Das war einmal. Inzwischen sagen sie: Die Kontrollen sind nötig, um die schwarzen Schafe aus dem Verkehr zu ziehen. Es will keiner den Mittelständler gängeln, der fünf Minuten über die Lenkzeit ist. Es geht um die Gruppen, die unsaubere Geschäftspraktiken betreiben. Wir streben dazu einen Konsens mit dem Bundesamt für Güterverkehr und anderen Behörden an. Was wir auch begrüßen, ist, dass die EU Fahrzeuge unter 3,5 Tonnen Gesamtgewicht in die Pflicht nehmen will – Transporter mit Schlafkabine, die gewerbliche Transporte ausführen und viele Regelungen umgehen.

Was bei der Abgrenzung von unseriösen Wettbewerbern wahrscheinlich auch hilft, ist der Trusted Carrier. Im Mai ist Ihr System in den Live-Betrieb gegangen. Wie ist die Resonanz darauf?

Es ist ein System von der Branche für die Branche. Immer mehr Verlader kommen auf uns zu und fragen, wie sie mitmachen können. Es handelt sich vor allem um Unternehmen aus der Automobil- und Chemie-Industrie, also aus Branchen, die sensible Produkte fahren und einen hohen Bedarf nach Sicherheit haben. Genau an sie wendet sich der Trusted Carrier als Plattform, die sauber agierende Transportunternehmen mit Verladern zusammenbringt. Ein weiterer Vorteil für Verlader ist, dass ihre Dienstleister viele relevante Dokumente, wie die EU-Lizenz, auf dem Portal hochladen können und der BGL ihnen die Überprüfung abnimmt. Wir haben schon einen großen Verlader dabei, der sagt: Als Unterauftragsnehmer eines Subunternehmers kommen nur Trusted Carrier infrage – beziehungsweise Dienstleister, die für Trusted Carrier fahren. Das System ist auch für Nicht-BGL-Mitglieder offen und soll auch für andere Marktsegmente branchenspezifisch zugeschnitten werden.
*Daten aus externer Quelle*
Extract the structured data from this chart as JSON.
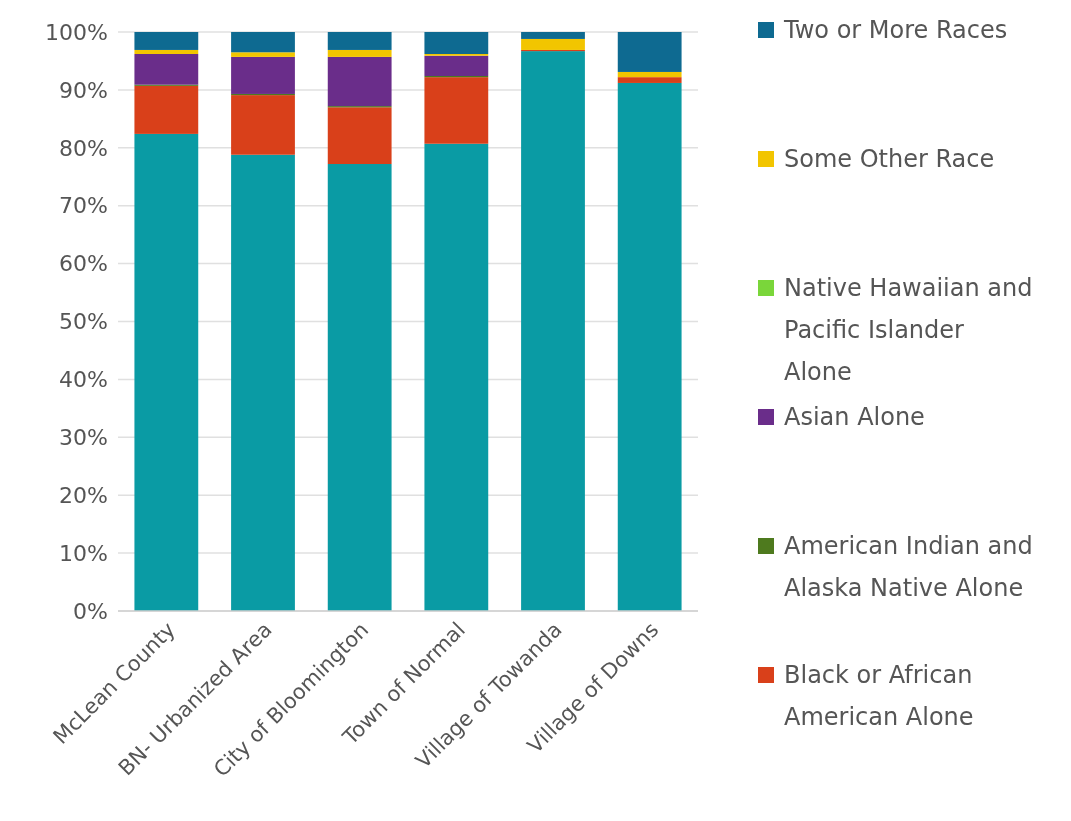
{
  "chart_data": {
    "type": "bar",
    "stacked": true,
    "categories": [
      "McLean County",
      "BN- Urbanized Area",
      "City of Bloomington",
      "Town of Normal",
      "Village of Towanda",
      "Village of Downs"
    ],
    "series": [
      {
        "color": "#0a9ba4",
        "values": [
          82.4,
          78.8,
          77.2,
          80.7,
          96.7,
          91.2
        ]
      },
      {
        "name": "Black or African American Alone",
        "color": "#d9401a",
        "values": [
          8.3,
          10.3,
          9.8,
          11.5,
          0.2,
          1.0
        ]
      },
      {
        "name": "American Indian and Alaska Native Alone",
        "color": "#4e7a1e",
        "values": [
          0.2,
          0.2,
          0.2,
          0.2,
          0,
          0
        ]
      },
      {
        "name": "Asian Alone",
        "color": "#6a2d8a",
        "values": [
          5.3,
          6.4,
          8.5,
          3.5,
          0,
          0
        ]
      },
      {
        "name": "Native Hawaiian and Pacific Islander Alone",
        "color": "#7ad63a",
        "values": [
          0,
          0,
          0,
          0,
          0,
          0
        ]
      },
      {
        "name": "Some Other Race",
        "color": "#f2c500",
        "values": [
          0.7,
          0.8,
          1.2,
          0.3,
          1.9,
          0.9
        ]
      },
      {
        "name": "Two or More Races",
        "color": "#0e6a91",
        "values": [
          3.1,
          3.5,
          3.1,
          3.8,
          1.2,
          6.9
        ]
      }
    ],
    "ylim": [
      0,
      100
    ],
    "yticks": [
      {
        "value": 0,
        "label": "0%"
      },
      {
        "value": 10,
        "label": "10%"
      },
      {
        "value": 20,
        "label": "20%"
      },
      {
        "value": 30,
        "label": "30%"
      },
      {
        "value": 40,
        "label": "40%"
      },
      {
        "value": 50,
        "label": "50%"
      },
      {
        "value": 60,
        "label": "60%"
      },
      {
        "value": 70,
        "label": "70%"
      },
      {
        "value": 80,
        "label": "80%"
      },
      {
        "value": 90,
        "label": "90%"
      },
      {
        "value": 100,
        "label": "100%"
      }
    ],
    "grid": "y",
    "legend": "right"
  }
}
Wie viele Unternehmen sind aktuell dabei?

Aktuell sind es rund 80 Unternehmen mit zusammen 650 Fahrzeugen. Im Probebetrieb waren rund 2.000 Lkw dabei.

Im Gespräch war, dass auch andere Länder sich am Trusted Carrier beteiligen. Wie ist der Stand der Dinge hierzu?

Daran halten wir fest, der Trusted Carrier soll kein reines BGL-Produkt sein, sondern auch in anderen europäischen Ländern an den Start gehen und für Sicherheit sorgen. Wir sind dazu mit der International Road Transport Union im Gespräch. Hohes Interesse gibt es von Verbänden aus anderen europäischen Ländern, ferner arbeiten namhafte Frachtenbörsen mit uns zusammen: Timocom, Cargoclix, Transporeon und W-Transnet. Aber es ist eben doch so, dass ein neues System seine Zeit braucht. Wir müssen erklären, dass der Trusted Carrier weder ein zusätzliches Zertifizierungssystem noch eine Frachtenbörse ist, sondern ein Transportversprechen eines geschlossenen Teilnehmerkreises, das ihren Verladern Sicherheit gibt.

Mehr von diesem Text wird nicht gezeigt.